Complaints flying in against airlines

Complaints flying in against airlines

Complaints against airlines, especially budget carriers, are growing again.

Between January and November, the Consumers Association of Singapore (Case) acted on 92 complaints against carriers at Changi Airport, including Scoot, Tigerair, AirAsia, Jetstar and Singapore Airlines.

This figure is higher than the 80 cases dealt with for the whole of last year and 79 in 2012, the consumer watchdog's executive director, Mr Seah Seng Choon, told The Straits Times.

The increase comes even as airlines cut back on flights in view of the current challenges facing the aviation industry.

Key consumer grouses include difficulties faced in obtaining refunds - for example, when flights are cancelled or when passengers make an error during booking - and unsatisfactory services in general.

Among the carriers, Singapore Airlines' (SIA) long-haul budget arm, Scoot, received the highest number of complaints, with 37 cases filed so far this year, followed by AirAsia with 16 complaints, Tigerair with 13 and Jetstar with eight.

There were four complaints against SIA.

All the cases filed against Scoot have been looked into and closed, a spokesman for the carrier said, without elaborating on the details.

"The number of cases filed in 2014 is relatively small - about 0.002 per cent - compared with the total number of passengers that Scoot carried in the same period," he said.

With a small fleet of six planes, it can sometimes be a challenge to maintain normal operations when aircraft are removed from service for whatever reason, he added.

With the airline's first new Boeing 787 coming soon and another 19 to be delivered after that, "there will be more redundancy" in operations, which should improve the situation, said the spokesman.

Given that many people are travelling during these school holidays, Mr Seah reminded travellers to look at the fine print and to consider purchasing travel insurance.

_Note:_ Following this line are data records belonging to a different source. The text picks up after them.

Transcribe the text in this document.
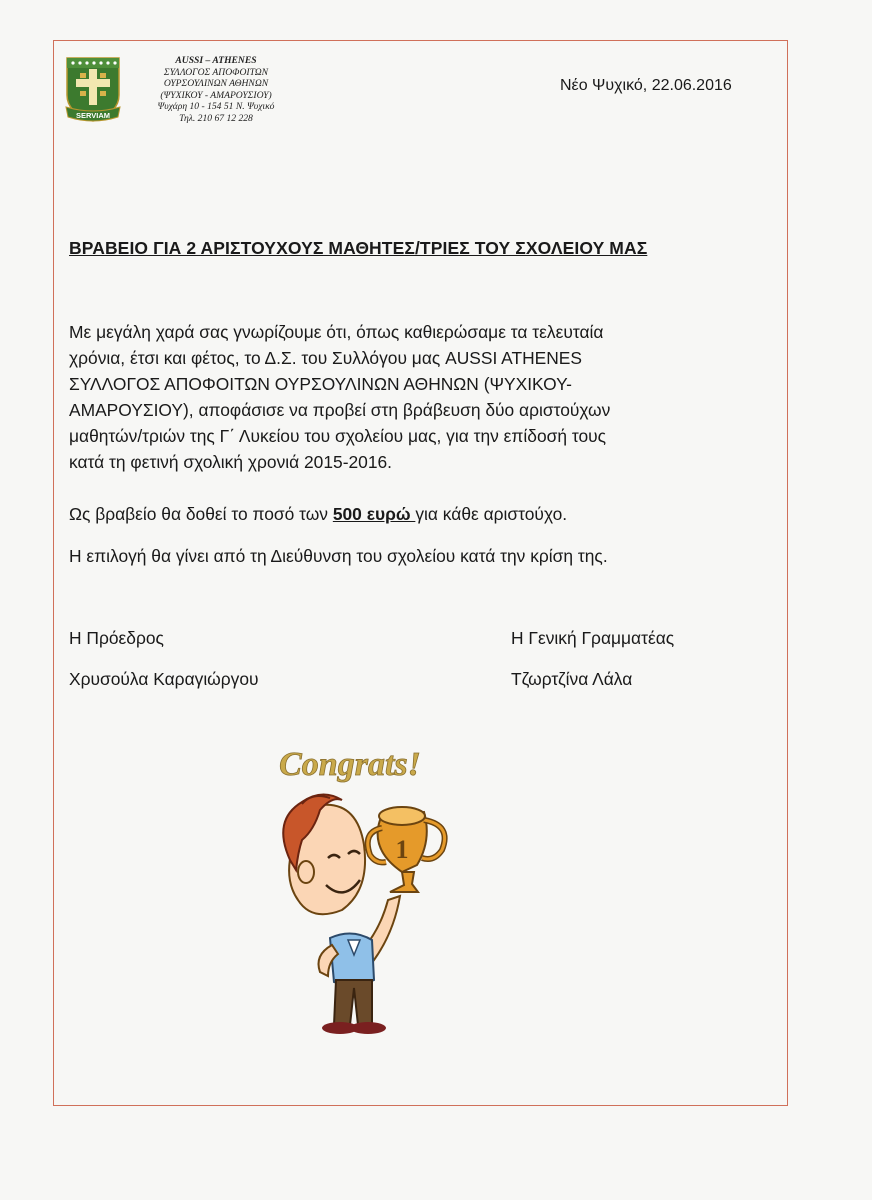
SERVIAM
AUSSI – ATHENES
ΣΥΛΛΟΓΟΣ ΑΠΟΦΟΙΤΩΝ
ΟΥΡΣΟΥΛΙΝΩΝ ΑΘΗΝΩΝ
(ΨΥΧΙΚΟΥ - ΑΜΑΡΟΥΣΙΟΥ)
Ψυχάρη 10 - 154 51 Ν. Ψυχικό
Τηλ. 210 67 12 228
Νέο Ψυχικό, 22.06.2016
ΒΡΑΒΕΙΟ ΓΙΑ 2 ΑΡΙΣΤΟΥΧΟΥΣ ΜΑΘΗΤΕΣ/ΤΡΙΕΣ ΤΟΥ ΣΧΟΛΕΙΟΥ ΜΑΣ
Με μεγάλη χαρά σας γνωρίζουμε ότι, όπως καθιερώσαμε τα τελευταία
χρόνια, έτσι και φέτος, το Δ.Σ. του Συλλόγου μας AUSSI ATHENES
ΣΥΛΛΟΓΟΣ ΑΠΟΦΟΙΤΩΝ ΟΥΡΣΟΥΛΙΝΩΝ ΑΘΗΝΩΝ (ΨΥΧΙΚΟΥ-
ΑΜΑΡΟΥΣΙΟΥ), αποφάσισε να προβεί στη βράβευση δύο αριστούχων
μαθητών/τριών της Γ΄ Λυκείου του σχολείου μας, για την επίδοσή τους
κατά τη φετινή σχολική χρονιά 2015-2016.
Ως βραβείο θα δοθεί το ποσό των 500 ευρώ για κάθε αριστούχο.
Η επιλογή θα γίνει από τη Διεύθυνση του σχολείου κατά την κρίση της.
Η Πρόεδρος
Χρυσούλα Καραγιώργου
Η Γενική Γραμματέας
Τζωρτζίνα Λάλα
Congrats!
1
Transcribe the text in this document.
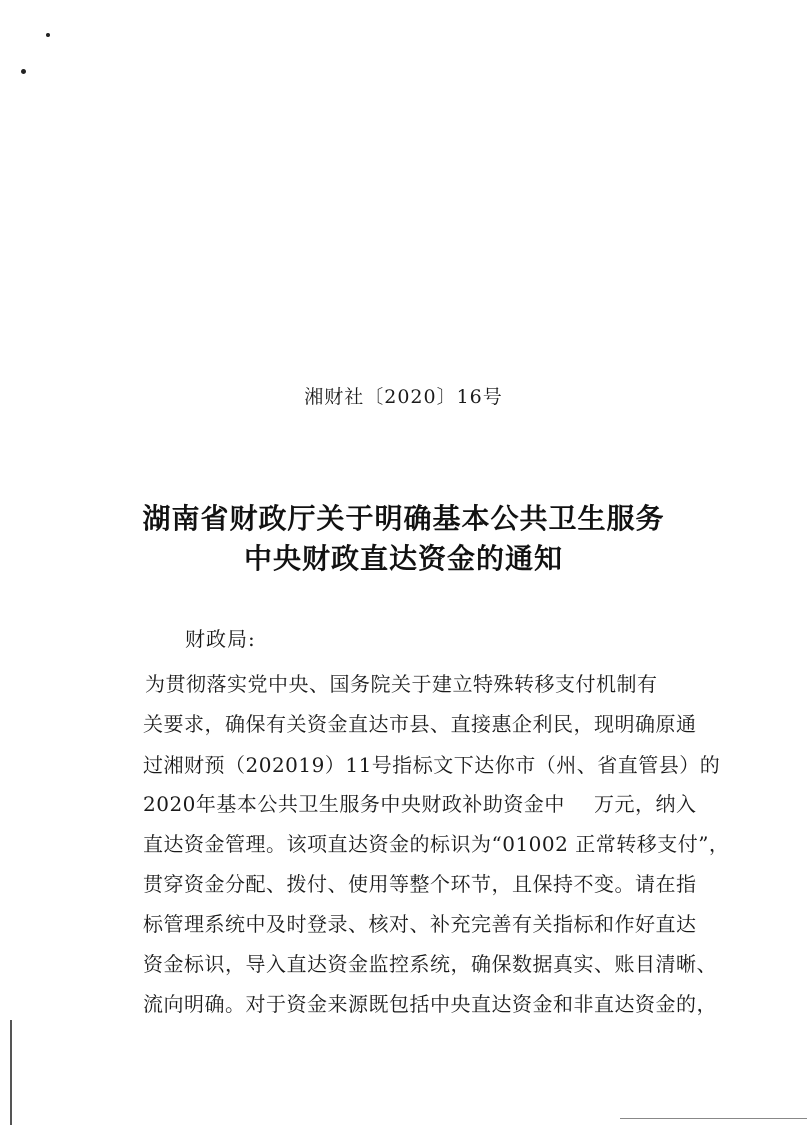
湘财社〔2020〕16号
湖南省财政厅关于明确基本公共卫生服务
中央财政直达资金的通知
财政局:
为贯彻落实党中央、国务院关于建立特殊转移支付机制有
关要求，确保有关资金直达市县、直接惠企利民，现明确原通
过湘财预（202019）11号指标文下达你市（州、省直管县）的
2020年基本公共卫生服务中央财政补助资金中 万元，纳入
直达资金管理。该项直达资金的标识为“01002 正常转移支付”，
贯穿资金分配、拨付、使用等整个环节，且保持不变。请在指
标管理系统中及时登录、核对、补充完善有关指标和作好直达
资金标识，导入直达资金监控系统，确保数据真实、账目清晰、
流向明确。对于资金来源既包括中央直达资金和非直达资金的，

"Consumers should take up a comprehensive travel insurance policy that covers all the activities that they plan to undertake, as well as pre-existing conditions such as medical illness," he said.

It is also important to read and understand the terms and conditions of the sales agreement - usually presented in fine print - before committing to the transaction.

Mr Seah added: "Take note of the refund and cancellation policies in the event that the flight is cancelled or rescheduled.

"Make sure that any verbal promises from your travel agent or airlines are put down in writing."

Undergraduate Victor Loh, 22, a regular traveller, said: "When fares are so cheap, we get excited and often end up not paying attention to the terms and conditions.

"Many times, it's not a problem and most flights operate as planned but it just takes one incident to really spoil a holiday."

In the unfortunate event that this happens and travellers are not able to resolve disputes on their own, Mr Seah said that travellers may approach Case for assistance.